What types of deals and/or cases do you work on?
One of the great things about securities litigation is that it touches on a number of interesting substantive issues. We’ve handled a variety of matters in this area, ranging from Section 11 and Section 10(b) class actions, to federal proxy litigation, to a recent case involving a claim under the Investment Advisors Act.
One particularly interesting case we worked on was Morrison v. National Australia Bank, 561 U.S. 247 (2010), an important Supreme Court case that dealt with the scope of the extraterritorial application of U.S. securities laws. We successfully represented the defendants in that case, as the Supreme Court held that Section 10(b) of the Exchange Act does not apply extraterritorially to so-called “foreign-cubed” securities claims.
How did you decide to practice in your area?
One of the most attractive things about securities litigation is that the practice exists at the intersection of litigation and corporate law. This is particularly true at Wachtell Lipton, as a number of the litigations that we handle arise in the context of an ongoing corporate dispute.
What is a typical day or week like in your practice area?
There is no typical day or week in our practice, which is part of what makes litigation so interesting. We spend a significant amount of time writing briefs and advising our clients on litigation strategy, and depending on the case, we may also take depositions or advocate in court. The one constant about Wachtell Lipton, however, is that we are constantly brainstorming ideas with our partners and colleagues and sharing thoughts on legal arguments and strategy. We try to take advantage of the depth of our practice group as we prepare each case for litigation.
What is the best thing about your practice area?
We have been fortunate enough to handle many different kinds of securities actions on behalf of a wide variety of clients. This has been both incredibly challenging and incredibly rewarding. The securities laws are constantly evolving, and the opportunity to craft and present creative arguments on new and important issues is exciting.
What is the most challenging aspect of your practice area?
When a case does not easily fit within precedent, that’s exactly the type of case we like to take on because it allows us to explore the nuances of the securities law, as well as to think through creative arguments that we can make on behalf of our clients. The same is true when we are approaching a complex commercial issue for our clients and litigation is one of the possible options, but not the only one. These types of cases are the most challenging aspects of our practice, but also the most rewarding.

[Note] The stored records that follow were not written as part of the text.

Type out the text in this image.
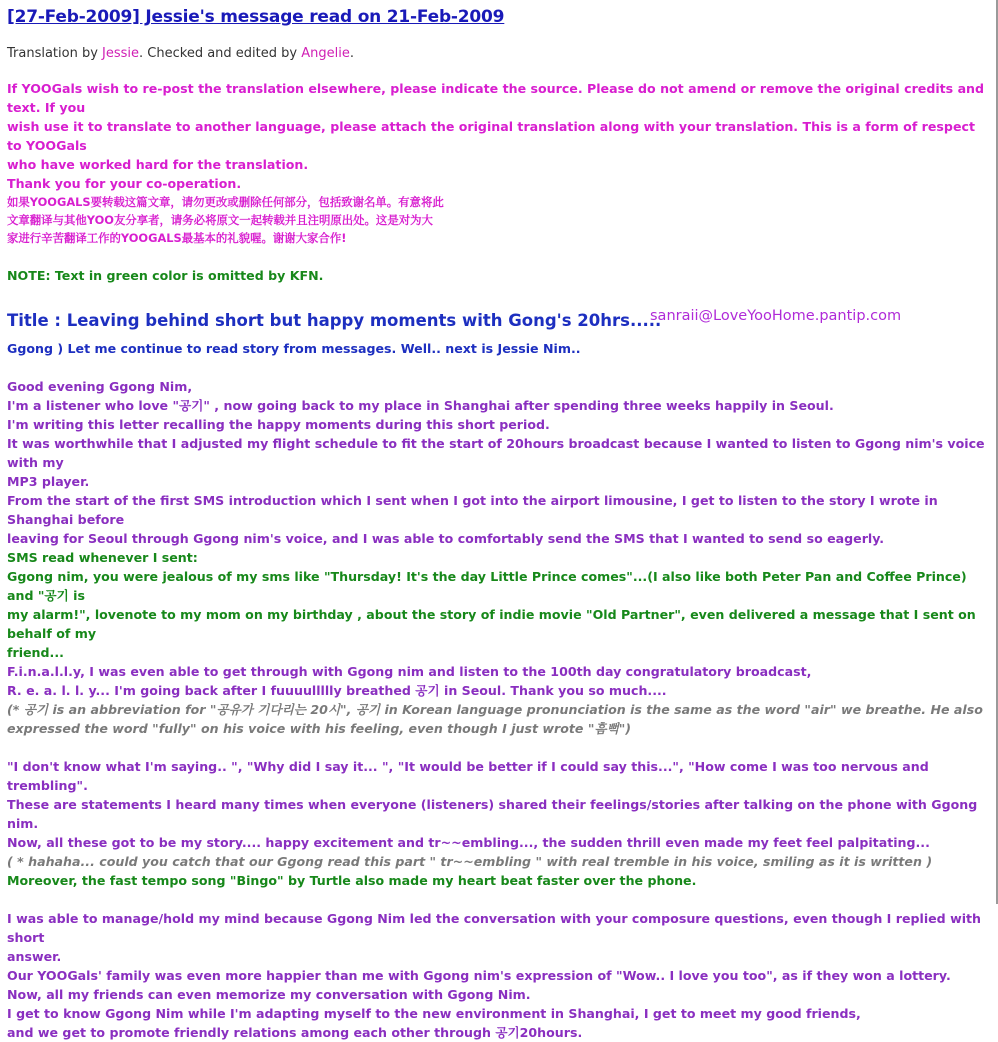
[27-Feb-2009] Jessie's message read on 21-Feb-2009
Translation by Jessie. Checked and edited by Angelie.
If YOOGals wish to re-post the translation elsewhere, please indicate the source. Please do not amend or remove the original credits and text. If you
wish use it to translate to another language, please attach the original translation along with your translation. This is a form of respect to YOOGals
who have worked hard for the translation.
Thank you for your co-operation.
如果YOOGALS要转载这篇文章，请勿更改或删除任何部分，包括致谢名单。有意将此
文章翻译与其他YOO友分享者，请务必将原文一起转载并且注明原出处。这是对为大
家进行辛苦翻译工作的YOOGALS最基本的礼貌喔。谢谢大家合作!
NOTE: Text in green color is omitted by KFN.
Title : Leaving behind short but happy moments with Gong's 20hrs.....
Ggong ) Let me continue to read story from messages. Well.. next is Jessie Nim..
Good evening Ggong Nim,
I'm a listener who love "공기" , now going back to my place in Shanghai after spending three weeks happily in Seoul.
I'm writing this letter recalling the happy moments during this short period.
It was worthwhile that I adjusted my flight schedule to fit the start of 20hours broadcast because I wanted to listen to Ggong nim's voice with my
MP3 player.
From the start of the first SMS introduction which I sent when I got into the airport limousine, I get to listen to the story I wrote in Shanghai before
leaving for Seoul through Ggong nim's voice, and I was able to comfortably send the SMS that I wanted to send so eagerly.
SMS read whenever I sent:
Ggong nim, you were jealous of my sms like "Thursday! It's the day Little Prince comes"...(I also like both Peter Pan and Coffee Prince) and "공기 is
my alarm!", lovenote to my mom on my birthday , about the story of indie movie "Old Partner", even delivered a message that I sent on behalf of my
friend...
F.i.n.a.l.l.y, I was even able to get through with Ggong nim and listen to the 100th day congratulatory broadcast,
R. e. a. l. l. y... I'm going back after I fuuuullllly breathed 공기 in Seoul. Thank you so much....
(* 공기 is an abbreviation for "공유가 기다리는 20시", 공기 in Korean language pronunciation is the same as the word "air" we breathe. He also
expressed the word "fully" on his voice with his feeling, even though I just wrote "흠뻑")
"I don't know what I'm saying.. ", "Why did I say it... ", "It would be better if I could say this...", "How come I was too nervous and trembling".
These are statements I heard many times when everyone (listeners) shared their feelings/stories after talking on the phone with Ggong nim.
Now, all these got to be my story.... happy excitement and tr~~embling..., the sudden thrill even made my feet feel palpitating...
( * hahaha... could you catch that our Ggong read this part " tr~~embling " with real tremble in his voice, smiling as it is written )
Moreover, the fast tempo song "Bingo" by Turtle also made my heart beat faster over the phone.
I was able to manage/hold my mind because Ggong Nim led the conversation with your composure questions, even though I replied with short
answer.
Our YOOGals' family was even more happier than me with Ggong nim's expression of "Wow.. I love you too", as if they won a lottery.
Now, all my friends can even memorize my conversation with Ggong Nim.
I get to know Ggong Nim while I'm adapting myself to the new environment in Shanghai, I get to meet my good friends,
and we get to promote friendly relations among each other through 공기20hours.
sanraii@LoveYooHome.pantip.com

What training, classes, experience, or skills development would you recommend to someone hoping to enter your practice area?

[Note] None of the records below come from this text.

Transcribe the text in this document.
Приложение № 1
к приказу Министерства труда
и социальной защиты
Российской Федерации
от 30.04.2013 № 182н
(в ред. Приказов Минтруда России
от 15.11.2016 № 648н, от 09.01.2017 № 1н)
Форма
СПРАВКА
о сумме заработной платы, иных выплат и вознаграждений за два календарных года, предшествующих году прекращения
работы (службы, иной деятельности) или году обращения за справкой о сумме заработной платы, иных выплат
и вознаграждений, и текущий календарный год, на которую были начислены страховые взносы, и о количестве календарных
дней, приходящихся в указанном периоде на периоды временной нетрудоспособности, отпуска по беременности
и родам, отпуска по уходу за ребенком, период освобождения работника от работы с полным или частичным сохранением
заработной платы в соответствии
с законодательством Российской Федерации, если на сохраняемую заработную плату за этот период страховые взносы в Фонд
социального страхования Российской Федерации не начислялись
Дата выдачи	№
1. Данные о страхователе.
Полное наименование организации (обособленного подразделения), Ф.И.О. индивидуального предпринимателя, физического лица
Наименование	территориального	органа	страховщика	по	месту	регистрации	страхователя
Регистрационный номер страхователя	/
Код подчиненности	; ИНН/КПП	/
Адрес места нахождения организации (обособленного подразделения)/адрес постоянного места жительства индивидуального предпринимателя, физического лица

The securities laws are always developing to address new issues and trends, but for a young attorney entering the practice, it’s important to build a strong base of knowledge by studying the leading cases that continue to shape the law today. In addition, as with any litigation-practice area, it’s important to develop writing and advocacy skills by taking on challenging assignments whenever the opportunities present themselves.
What misconceptions exist about your practice area? What do you wish you had known before joining your practice area?

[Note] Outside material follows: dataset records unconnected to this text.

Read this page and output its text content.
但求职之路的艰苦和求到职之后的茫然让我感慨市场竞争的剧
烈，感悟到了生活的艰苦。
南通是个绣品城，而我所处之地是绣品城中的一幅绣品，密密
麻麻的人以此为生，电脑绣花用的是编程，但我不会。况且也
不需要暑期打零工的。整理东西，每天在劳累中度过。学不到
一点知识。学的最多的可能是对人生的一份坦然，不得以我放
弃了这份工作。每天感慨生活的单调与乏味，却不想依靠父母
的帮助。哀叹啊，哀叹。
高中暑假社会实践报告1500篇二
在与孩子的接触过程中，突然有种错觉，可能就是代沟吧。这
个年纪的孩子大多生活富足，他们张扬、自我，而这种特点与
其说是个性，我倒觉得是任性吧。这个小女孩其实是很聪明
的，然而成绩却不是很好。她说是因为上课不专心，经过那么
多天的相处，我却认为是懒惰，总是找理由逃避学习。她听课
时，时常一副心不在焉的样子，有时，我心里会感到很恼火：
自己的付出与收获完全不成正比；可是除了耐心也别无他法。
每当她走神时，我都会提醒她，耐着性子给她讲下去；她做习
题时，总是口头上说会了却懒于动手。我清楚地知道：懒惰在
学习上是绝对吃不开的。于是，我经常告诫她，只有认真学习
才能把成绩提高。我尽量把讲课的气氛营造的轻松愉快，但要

A common misconception is that securities litigation is fairly routine. In reality, each case is different, whether because it involves novel or developing legal issues, or because it arises from a unique set of facts that challenge the boundaries of existing law. Practicing in this field, you learn quickly that you need to monitor carefully cases happening in courts all over the country to make sure you’re on top of the law as it develops in real time.
What is unique about your practice area at your firm?
The securities litigation practice at Wachtell Lipton is unique in terms of the breadth of matters that we handle, which extend beyond traditional securities class actions. For example, we have done a substantial amount of work litigating issues related to residential mortgage-backed securities. In particular, we’ve represented Bank of America in its comprehensive multi-billion dollar settlement with the Department of Justice, federal agencies, and state attorneys general, as well as its groundbreaking $8.5 billion settlement of claims relating to 530 mortgage-backed securitization trusts issued by Countrywide and its multidimensional settlements with MBIA and AIG.
What activities do you enjoy when you are not in the office, and how do you make time for them?
We both have young children, so outside the office we like to spend our free time with our families. It can be challenging at times, but we’ve found that if you are thoughtful about how you organize your work day, it’s possible to find time to maintain a rewarding personal life.